Home » , , , , » Pesona Tari Piring dari Minangkabau

Pesona Tari Piring dari Minangkabau

Pertunjukan tari selalu memikat hati para penonton dengan keindahan dan keunikan budaya suatu daerah. Salah satu tarian yang mencuri perhatian adalah tari piring, sebuah warisan budaya dari Sumatera Barat yang tidak hanya menjadi bagian integral dari kehidupan masyarakat Minangkabau, tetapi juga menjadi daya tarik pariwisata Indonesia.


Asal Usul dan Sejarah Tari Piring

Tari piring, sebagaimana disebutkan oleh Kementerian Luar Negeri, pertama kali dipopulerkan oleh Huriah Adam dan menjadi bagian tak terpisahkan dari kehidupan masyarakat Minangkabau. Menurut laman Kemendikbud, tari piring diperkirakan sudah ada sejak abad ke-12. Pada awalnya, tarian ini dijadikan sebagai bentuk pemujaan terhadap Dewi Padi sebagai ungkapan rasa syukur atas hasil panen yang melimpah.

Namun, dengan kedatangan agama Islam pada masa berikutnya, tari piring mengalami perubahan konsep dan makna. Tarian yang awalnya bersifat religius kemudian diubah menjadi sarana hiburan, digelar dalam berbagai acara seperti pernikahan dan upacara adat.


Pesona Gerakan Tari Piring

Tari piring tidak hanya memukau karena keindahan piring yang diayunkan oleh para penari, tetapi juga karena gerakan-gerakan dinamis, lincah, dan terkesan akrobatik yang melibatkan lebih dari dua penari. Dalam buku 'Seni dan Budaya' karya Harry Sulastianto, dkk, diungkapkan bahwa gerakan-gerakan khas seperti gerak batanam, manyabik, mengirik, dan baguliang menggambarkan kegiatan sehari-hari masyarakat Minangkabau.

Tari piring tidak lepas dari pengiring musik tradisional yang disebut talempong. Alat musik ini terdiri dari enam buah talempong, satu gong kecil, satu tambua, satu botol, dan kerincing. Suara alat musik tersebut dihasilkan dengan dipukul menggunakan alat pemukul yang disebut panokok, memberikan ritme yang mempesona selama pertunjukan tari.


Pola Lantai yang Memikat Hati

Tari piring tak hanya mempesona melalui gerakan dan musiknya, tetapi juga melibatkan pola lantai yang rumit. Enam pola lantai, seperti spiral, baris, lingkaran besar, lingkaran kecil, vertikal, dan horizontal, menciptakan keindahan visual yang menakjubkan.

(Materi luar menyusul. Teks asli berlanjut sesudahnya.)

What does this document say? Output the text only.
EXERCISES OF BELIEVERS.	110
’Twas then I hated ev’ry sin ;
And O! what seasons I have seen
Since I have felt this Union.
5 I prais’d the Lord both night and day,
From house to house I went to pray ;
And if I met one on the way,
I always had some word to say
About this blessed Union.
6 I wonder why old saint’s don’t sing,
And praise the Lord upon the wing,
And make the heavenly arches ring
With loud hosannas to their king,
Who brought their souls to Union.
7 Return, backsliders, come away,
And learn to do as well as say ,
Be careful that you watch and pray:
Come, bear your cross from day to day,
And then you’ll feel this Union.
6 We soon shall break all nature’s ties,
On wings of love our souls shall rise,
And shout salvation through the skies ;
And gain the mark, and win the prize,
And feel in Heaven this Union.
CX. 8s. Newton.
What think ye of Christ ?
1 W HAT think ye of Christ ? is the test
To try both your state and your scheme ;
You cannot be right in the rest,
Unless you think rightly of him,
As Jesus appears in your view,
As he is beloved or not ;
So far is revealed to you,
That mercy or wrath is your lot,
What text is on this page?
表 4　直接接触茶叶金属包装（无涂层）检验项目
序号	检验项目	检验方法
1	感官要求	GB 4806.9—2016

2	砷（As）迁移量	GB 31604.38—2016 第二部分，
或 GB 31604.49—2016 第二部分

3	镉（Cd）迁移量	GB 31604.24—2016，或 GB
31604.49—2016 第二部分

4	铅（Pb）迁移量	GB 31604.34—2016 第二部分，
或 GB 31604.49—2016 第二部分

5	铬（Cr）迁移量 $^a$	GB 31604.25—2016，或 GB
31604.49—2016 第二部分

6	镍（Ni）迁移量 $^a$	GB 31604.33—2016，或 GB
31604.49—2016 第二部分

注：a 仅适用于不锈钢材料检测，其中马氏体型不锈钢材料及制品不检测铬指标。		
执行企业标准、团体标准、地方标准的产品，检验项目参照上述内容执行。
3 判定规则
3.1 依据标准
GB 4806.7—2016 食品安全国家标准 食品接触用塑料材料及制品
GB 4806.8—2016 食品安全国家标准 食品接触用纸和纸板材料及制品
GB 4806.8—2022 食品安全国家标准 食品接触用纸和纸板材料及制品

Penari tidak hanya membentuk pola secara individual, tetapi juga bergerak maju-mundur sesuai dengan pola lantai vertikal dan ke samping dengan pola lantai horizontal.

Dalam setiap pertunjukan, jumlah penari tari piring umumnya ganjil, berkisar antara tiga hingga tujuh orang. Mereka mengenakan pakaian adat yang cerah dengan dominasi warna merah dan kuning keemasan, lengkap dengan tutup kepala, menciptakan kesan keanggunan dan keceriaan.


Keberlanjutan dan Keindahan Tari Piring

Tari piring tidak hanya sebuah pertunjukan seni tradisional, tetapi juga simbol keberlanjutan budaya dan kekayaan warisan leluhur. Melalui gerakan yang memesona dan pola lantai yang rumit, tari piring terus menghipnotis dunia, menjadi bagian tak terpisahkan dari identitas budaya Minangkabau. Sebagai bagian dari Festival Kampung Berseri Astra, tari piring menjadi wujud kecintaan dan kebanggaan akan kekayaan budaya yang dimiliki oleh masyarakat Solok, Sumatera Barat.

Tari piring tidak hanya sekadar pertunjukan, tetapi juga sebuah perayaan kehidupan dan kekayaan budaya Indonesia yang patut dijaga dan dilestarikan. Dengan keindahannya yang tak terlupakan, tari piring terus menjadi magnet bagi para penikmat seni dan pecinta budaya, membawa pesona Minangkabau ke panggung dunia.